Professor Franklin H. Gidding’s sociology lectures at Columbia University often drifted off topic. As World War I drew to a close in 1918, Giddings increasingly voiced his disdain for German and Russian political policy. The classroom diatribes, which were not welcome by some students, displayed Giddings’ intellectual range and compelling speaking style but also revealed his at-times overbearing personality and dogmatic nature, according to Clarence H. Northcott, a scholar and author of a chapter on Giddings in An Introduction to the History of Sociology, published in 1948.
It was a mix of these traits that launched Giddings career as a pioneering American sociologist. He drew on varying intellectual influences, ranging from Charles Darwin’s theories of evolution to his work as a Union civil engineering student, to build his career in sociology. He employed scientific principles to produce an analysis of human society that helped move sociology into the realm of research science.
Before entering Union, Giddings studied the work of Darwin, Herbert Spencer, Thomas Henry Huxley and John Tyndall. After leaving Union in 1875, he became a newspaper editor, writer, statistician and later a full-time professor and leading social scientist. From the mid-1890s until his death in 1931, Giddings authored several books in the then-fledgling field of sociology, became well known for his theory of “consciousness of kind” and is today considered one of the founders of American sociology.
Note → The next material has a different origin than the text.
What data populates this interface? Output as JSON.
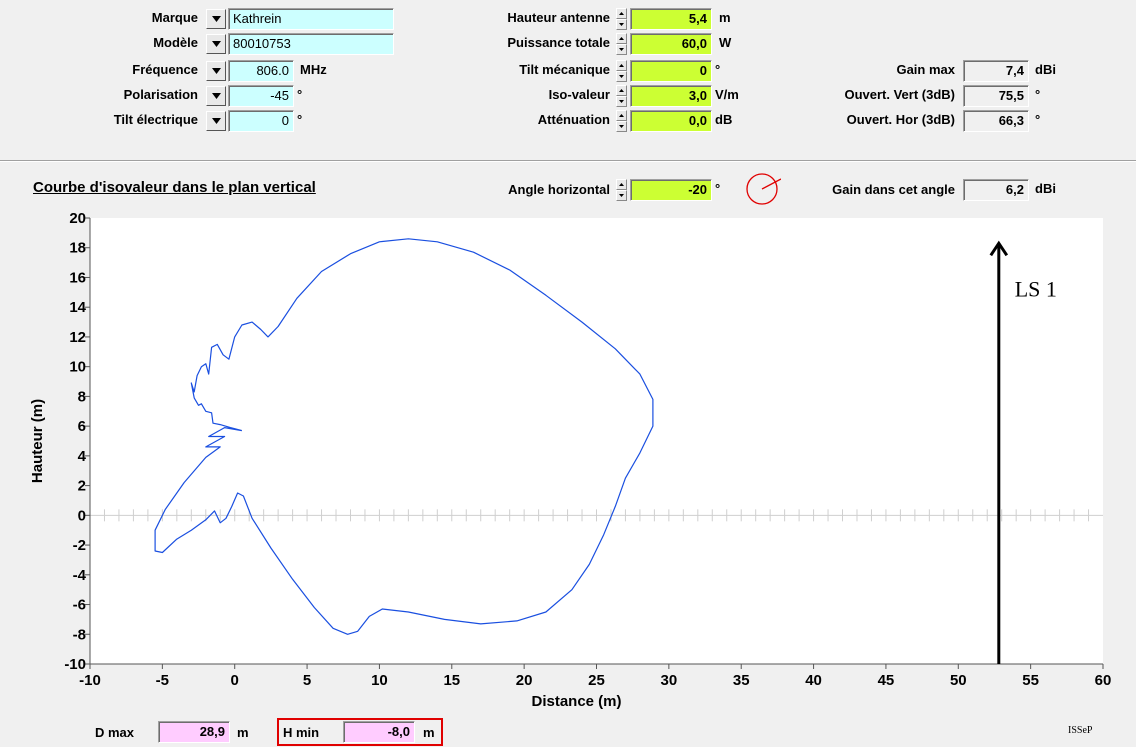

“To sum up, Giddings approaches the social process from the standpoint of a psychologist who is a statistician and a scientist,” Northcott wrote.
Giddings was born in March 1855 in Sherman, Conn. to a well-known orthodox Congregationalist minister named Edward Jonathan Giddings. The younger Giddings did not follow his father’s path of religious instruction, but instead studied under his two grandfathers, and pursued surveying and mechanical drawing and the art of tanning, according to Ellsworth R. Fuhrman, who wrote Giddings’ entry in American National Biography.
Giddings entered Union in 1873 and departed in 1875 for a job as associate editor of the Winston Connecticut Herald. In 1888, he was awarded a degree as a member of the Class of 1877. Giddings was given an honorary Union degree in 1897 and returned to the College as a guest lecturer on at least one occasion.
In the mid-1880s, Giddings became known as a writer for two Springfield, Mass. newspapers and worked for the Massachusetts Bureau of Labor Statistics. He was also publishing articles in scholarly and nonacademic journals, which enjoyed wide readership. In 1888, future U.S. President Woodrow Wilson, then a professor at Bryn Mawr College in Pennsylvania, invited Giddings to be a lecturer on politics, according to American National Biography.
In 1894 Giddings joined the faculty at Columbia, where he was the first full professor in sociology in the United States. He remained there as professor of sociology and the history of civilization for more than 35 years.
In the footnotes of Northcott’s book chapter on Giddings, he and book editor Harry Elmer Barnes, write:
“No other American sociologist could lecture with the power, conciseness and organization that Giddings could exhibit when he wished to do so, but he rarely conducted a course systematically, and at times, a course of lectures might bear little resemblance to the subject matter announced. That was especially true after 1914. In a certain sense, Giddings was an intellectual ‘war casualty.’ He was veritably obsessed with anti-Germanism, which after 1918, turned into anti-Bolshevism, and for years his lectures were more diatribes against his pet hates than calm sociological analysis. But, however little they might contribute to sociological clarification, they were always interesting and stimulating.”
Yet in much of his scholarly work, Giddings was a calm analyst who laid a foundation for hsi successors. [Editor's note: The printed magazine contained an error in this sentence.]
Giddings best-known contribution to sociology was the theory of consciousness of kind, which sought to explain the evolution of knowledge and society, according to Fuhrman.
“[Consciousness of kind] is that pleasurable state of mind which included organic sympathy, the perception of resemblance, conscious or reflective sympathy, affection, and the desire for recognition,” wrote Giddings in Elements of Sociology, published in 1898.
Consciousness of kind develops naturally among a group over a long period of time and dictates reaction to stimuli, according to Giddings. After humans developed language, Giddings theorized that the emotions connected with consciousness of kind converted the herd or pack into society, according to Northcott.
Giddings would go on to author several more books, some colored by his political beliefs, and others that were largely scientific, like Studies in the Theory of Human Society, published in 1924. He saw his work as a kind of psychology of society, based in statistical method, aimed at categorizing group behavior and providing a criticism that might help build a social ideal.